<勅使河原先生事件>
今から30年前、NYからの帰国の便だった。
僕の席は、ギャレーの近くの通路側である。
CA(その頃はまだスチュワーデスと呼んでいました)が忙しそうにギャレーに出入りして仕事をしている。
そのうちなにか違和感を感じた。
何だろうと思って、冷静に観察していると、一人のCAが僕のことをチラ見しているのである。

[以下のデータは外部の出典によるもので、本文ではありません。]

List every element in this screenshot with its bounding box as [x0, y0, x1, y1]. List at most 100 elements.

最初は気のせいかと思っていたが、明らかに、意図的能動的積極果敢チラ見である。
これは来たか。
ついに春が来たか。
モテ期が来たか。
色めきだった。
20代後半で長身丸顔の温和そうな方である。
これは食事サービスの時に、なにか兆候があるぞと期待した。
だが残念ながら彼女は、別のエリア担当で僕の席には回ってこなかった。
サービスが終わると、CAさんたちはまたギャレーに出入りする。
また彼女はチラ見する。
「やはりこれは」と、一人コーフンする。
「一目惚れされたな」と、一人悦にいる。
フライトして五時間くらい経った頃だろうか、いきなり彼女が動いた。
意を決した顔で僕の席に近づいてくるではないか。
「恋の告白きた〜」。
そして、なんと彼女は、片膝を立ててひざまずき、僕の膝に手を置いて見つめるではないか。
そして言った。
「て、て、勅使河原先生ですよね?」
彼女の瞳は少し濡れて、まっすぐ僕を見つめている。
その時間は10分だろうか。いや4秒くらいだったのに違いない
「・・・」。
僕は、ただただ彼女を見つめ返していた。
恋の告白ではない、意味不明の問いかけに反応できない。
情けないことに、なにも言えず、目を丸くしてたじろぐことしかできなかった。
彼女はその様子で気付いたらしく、
「す、すいません」と、顔を赤らめて、逃げるように立ち去った。
以来チラ見は一切なくなった。
勅使河原先生とは誰なのか?
恩師なのか、命の恩人なのか。
しかし思うに、自分の反応が不甲斐ない。
「はい。勅使河原ですが、どなたでしたか?」と言うべきだったか。あるいは
「残念ながら、私は勅使河原先生ではありません。でもよく言われるんです。その方のことを今度ゆっくりお聞かせ願えませんか」。
と、なぜ返せなかったのか。
以来、謎は、30年間残されたままである。